Human Rights Watch e Amnesty International hanno chiesto alle Nazioni Unite e ai governi di avviare un’indagine indipendente sulle violazioni dei diritti umani.

“Non è mai stato così importante per il sistema delle Nazioni Unite resistere a Pechino e sostenere le vittime”, ha affermato John Fisher, vicedirettore della difesa globale del gruppo.

Il rapporto delle Nazioni Unite non ha menzionato il genocidio. Ci sono circa 12 milioni di uiguri, per lo più musulmani, che vivono nello Xinjiang.

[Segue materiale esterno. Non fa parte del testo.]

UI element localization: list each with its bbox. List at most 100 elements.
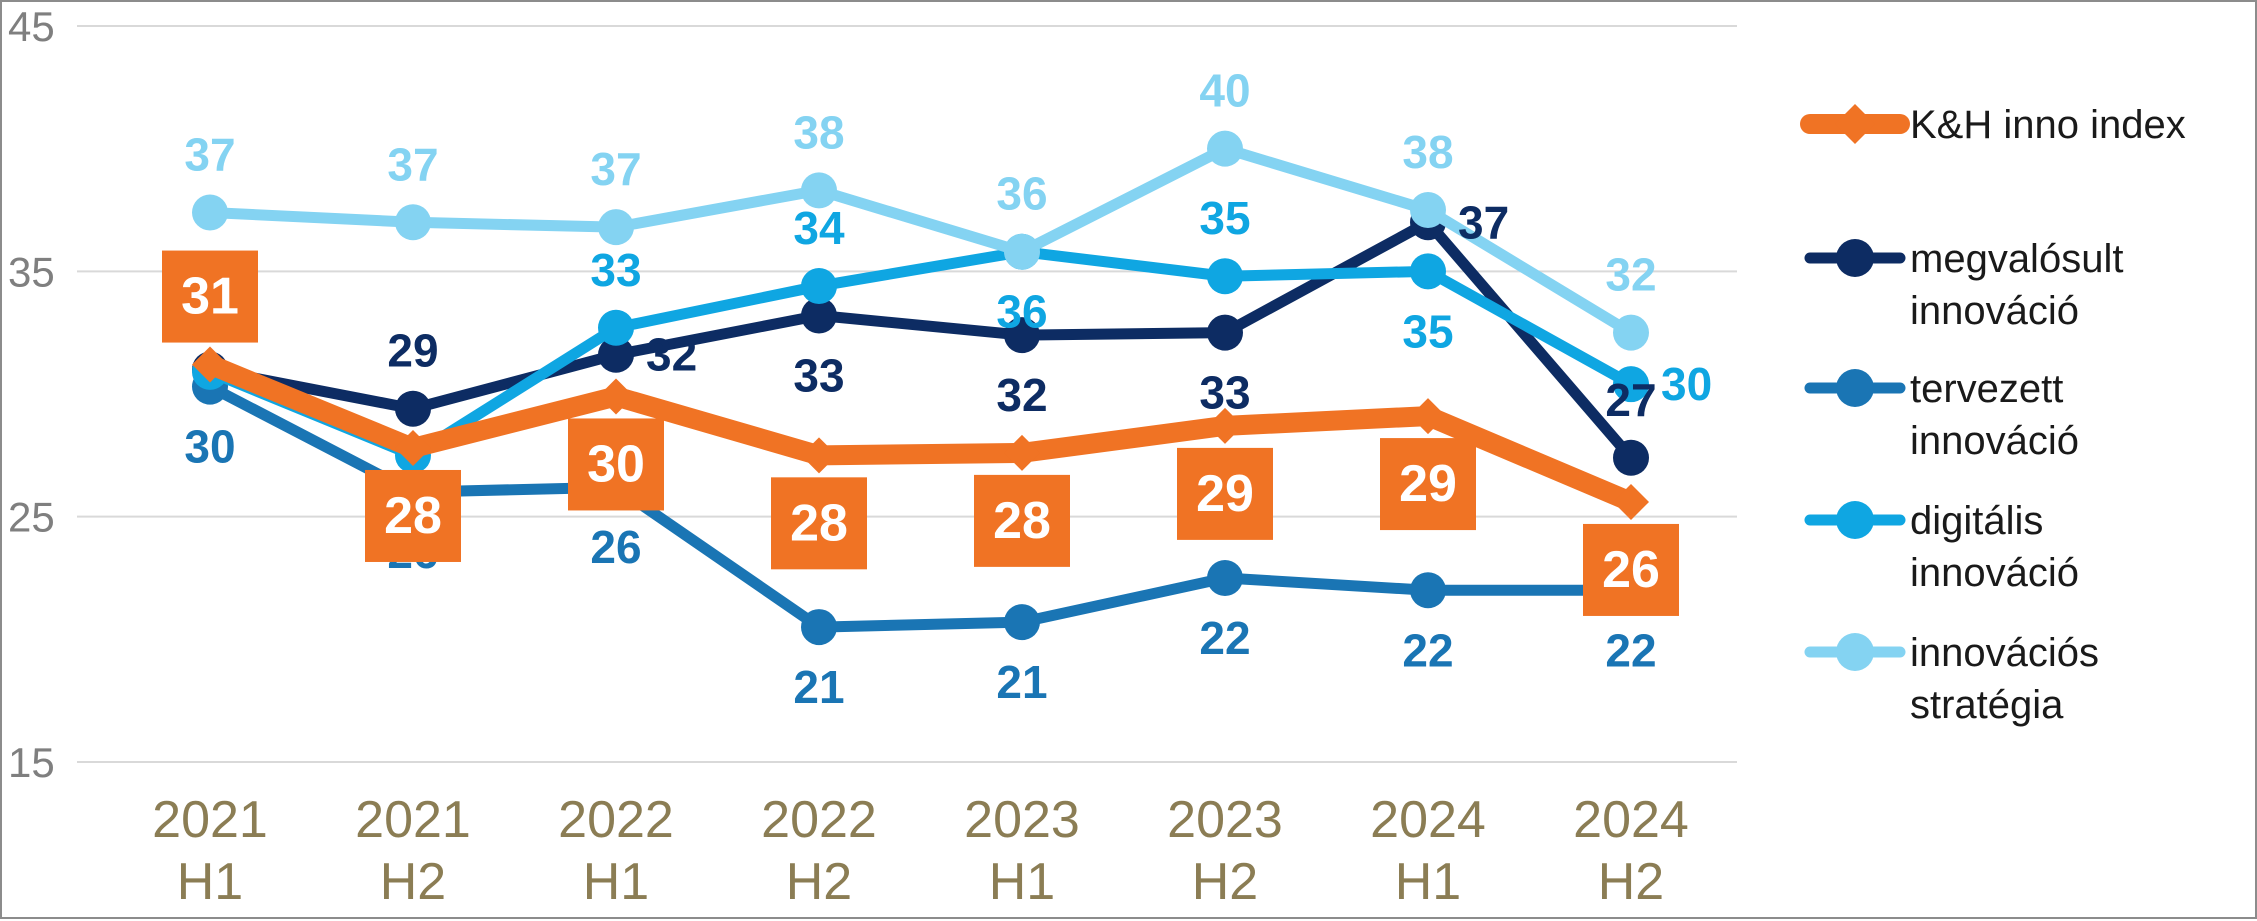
point-index	[192, 346, 228, 383]
data-label-digitalis: 34	[793, 202, 845, 254]
data-label-text: 26	[1602, 541, 1660, 599]
point-index	[1207, 407, 1243, 444]
data-label-text: 29	[1399, 455, 1457, 513]
y-axis-ticks: 15 25 35 45	[8, 3, 55, 786]
data-label-index: 30	[568, 418, 664, 511]
data-label-strategia: 38	[793, 106, 844, 158]
legend-label-line: innováció	[1910, 419, 2079, 463]
data-label-digitalis: 33	[590, 244, 641, 296]
point-megvalosult	[1004, 317, 1040, 354]
x-tick-half: H2	[380, 853, 446, 911]
x-tick-year: 2023	[964, 791, 1080, 849]
legend-item-tervezett: tervezett innováció	[1804, 367, 2079, 463]
legend-label: K&H inno index	[1910, 103, 2186, 147]
data-label-index: 31	[162, 250, 258, 343]
y-tick-label: 45	[8, 3, 55, 50]
point-index	[801, 437, 837, 474]
data-label-megvalosult: 33	[1199, 367, 1250, 419]
x-tick-label: 2022 H2	[761, 791, 877, 911]
data-label-text: 28	[384, 487, 442, 545]
point-strategia	[1613, 314, 1649, 351]
data-label-tervezett: 30	[184, 421, 235, 473]
point-tervezett	[1207, 560, 1243, 596]
data-label-index: 28	[974, 474, 1070, 567]
data-label-box	[1583, 523, 1679, 616]
point-tervezett	[1004, 604, 1040, 641]
legend-label-line: innováció	[1910, 289, 2079, 333]
x-tick-half: H1	[989, 853, 1055, 911]
data-label-strategia: 32	[1605, 249, 1656, 301]
series-strategia	[192, 130, 1649, 351]
x-tick-half: H2	[786, 853, 852, 911]
legend-item-digitalis: digitális innováció	[1804, 499, 2079, 595]
x-tick-half: H1	[1395, 853, 1461, 911]
point-strategia	[395, 204, 431, 241]
y-tick-label: 35	[8, 248, 55, 295]
point-megvalosult	[598, 336, 634, 373]
x-tick-half: H1	[177, 853, 243, 911]
x-tick-label: 2024 H2	[1573, 791, 1689, 911]
point-digitalis	[1613, 366, 1649, 403]
point-megvalosult	[801, 297, 837, 334]
point-digitalis	[801, 268, 837, 305]
legend-label: megvalósult innováció	[1910, 237, 2123, 333]
data-label-index: 28	[365, 469, 461, 562]
data-label-text: 31	[181, 268, 239, 326]
legend-item-index: K&H inno index	[1800, 103, 2186, 147]
data-label-megvalosult: 37	[1458, 196, 1509, 248]
x-tick-year: 2024	[1370, 791, 1486, 849]
data-labels: 3026262121222222293233323337273334363535…	[162, 65, 1712, 713]
legend-label-line: stratégia	[1910, 683, 2064, 727]
data-label-digitalis: 35	[1199, 192, 1250, 244]
data-label-strategia: 37	[184, 128, 235, 180]
legend-label-line: innováció	[1910, 551, 2079, 595]
data-label-box	[568, 418, 664, 511]
point-index	[598, 378, 634, 415]
point-megvalosult	[395, 390, 431, 427]
series-lines	[192, 130, 1649, 646]
data-label-text: 30	[587, 435, 645, 493]
series-line-index	[200, 354, 1641, 512]
data-label-megvalosult: 32	[996, 369, 1047, 421]
point-index	[1004, 434, 1040, 471]
legend-label-line: innovációs	[1910, 631, 2099, 675]
legend-label: digitális innováció	[1910, 499, 2079, 595]
series-line-strategia	[204, 143, 1637, 339]
x-tick-year: 2023	[1167, 791, 1283, 849]
data-label-box	[1380, 438, 1476, 531]
x-tick-year: 2021	[152, 791, 268, 849]
data-label-tervezett: 22	[1605, 624, 1656, 676]
data-label-digitalis: 35	[1402, 305, 1453, 357]
data-label-strategia: 36	[996, 168, 1047, 220]
data-label-tervezett: 21	[793, 661, 844, 713]
point-digitalis	[1410, 253, 1446, 290]
x-tick-label: 2021 H2	[355, 791, 471, 911]
y-tick-label: 25	[8, 494, 55, 541]
legend-label: tervezett innováció	[1910, 367, 2079, 463]
data-label-megvalosult: 32	[646, 329, 697, 381]
x-tick-year: 2022	[558, 791, 674, 849]
data-label-index: 26	[1583, 523, 1679, 616]
data-label-strategia: 37	[387, 138, 438, 190]
data-label-tervezett: 22	[1199, 612, 1250, 664]
legend-item-megvalosult: megvalósult innováció	[1804, 237, 2123, 333]
data-label-strategia: 38	[1402, 126, 1453, 178]
data-label-digitalis: 30	[1661, 358, 1712, 410]
point-strategia	[1410, 192, 1446, 228]
legend-label-line: tervezett	[1910, 367, 2063, 411]
legend-swatch-marker	[1836, 501, 1874, 539]
point-strategia	[598, 209, 634, 246]
data-label-text: 28	[790, 494, 848, 552]
legend-swatch-marker	[1836, 239, 1874, 277]
data-label-tervezett: 21	[996, 656, 1047, 708]
point-index	[1613, 483, 1649, 520]
x-tick-label: 2021 H1	[152, 791, 268, 911]
legend-swatch-marker	[1836, 369, 1874, 407]
point-strategia	[192, 194, 228, 231]
x-tick-year: 2024	[1573, 791, 1689, 849]
legend-label-line: K&H inno index	[1910, 103, 2186, 147]
data-label-index: 29	[1177, 447, 1273, 540]
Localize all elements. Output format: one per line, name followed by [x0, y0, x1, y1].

Le Nazioni Unite hanno affermato che anche i membri non musulmani potrebbero essere stati interessati dalle questioni del rapporto.

Gli Stati Uniti e i legislatori di molti altri paesi hanno precedentemente denunciato le azioni della Cina nello Xinjiang come un genocidio.

Il rapporto è stato tratto in parte da interviste con ex detenuti e altri che hanno familiarità con le condizioni in otto centri di detenzione.

Ha affermato che le descrizioni delle detenzioni sono state contrassegnate da schemi di tortura e altri trattamenti crudeli e disumani e ha affermato che le accuse di stupro e altre violenze sessuali sembrano credibili.

“La portata della detenzione arbitraria e discriminatoria di membri di uiguri e di altri gruppi prevalentemente musulmani … nel (il) contesto di restrizioni e privazione più in generale dei diritti fondamentali … può costituire crimini internazionali, in particolare crimini contro l’umanità”, il relazione ha detto.

L’ufficio per i diritti ha affermato di non poter confermare le stime secondo cui un milione o più di persone sono state detenute nei campi di internamento nello Xinjiang, ma ha aggiunto che è “ragionevole concludere che si sia verificato un modello di detenzione arbitraria su larga scala” almeno tra il 2017 e il 2019.

Pechino ha chiuso molti dei campi, che ha chiamato centri di formazione e istruzione professionale, ma centinaia di migliaia di persone rimangono in prigione, molte con accuse vaghe e segrete.

La valutazione delle Nazioni Unite afferma che le notizie di un forte aumento degli arresti e di lunghe pene detentive nella regione suggeriscono fortemente un passaggio all’incarcerazione formale invece dell’uso dei campi.

Il rapporto chiedeva alla Cina di rilasciare tutte le persone detenute arbitrariamente e di chiarire dove si trovassero coloro che sono scomparsi e le cui famiglie stanno cercando informazioni su di loro.

L’Alto Commissario delle Nazioni Unite per i diritti umani Michelle Bachelet ha affermato di aver ricevuto pressioni da entrambe le parti per pubblicare – o non pubblicare – e ha resistito a tutto, pur sottolineando la sua esperienza di compressione politica durante i suoi due mandati come presidente del Cile.

Il suo annuncio a giugno che il rapporto sarebbe stato pubblicato entro la fine del suo mandato di 4 anni, il 31 agosto, ha innescato un’ondata di campagne di back-channel, comprese lettere della società civile, dei civili e dei governi su entrambi i lati della questione.

“Ad essere del tutto onesti, la politicizzazione di questi gravi problemi di diritti umani da parte di alcuni stati non ha aiutato”, ha affermato Bachelet, che all’inizio ha manifestato il desiderio di collaborare con i governi.

I critici avevano affermato che la mancata pubblicazione del rapporto sarebbe stato un evidente segno nero sul suo mandato.

Agnès Callamard, segretaria generale di Amnesty International, ha affermato: “L’inescusabile ritardo nella pubblicazione di questo rapporto getta una macchia” sul record dell’ufficio per i diritti umani delle Nazioni Unite, “ma questo non dovrebbe deviare dal suo significato”.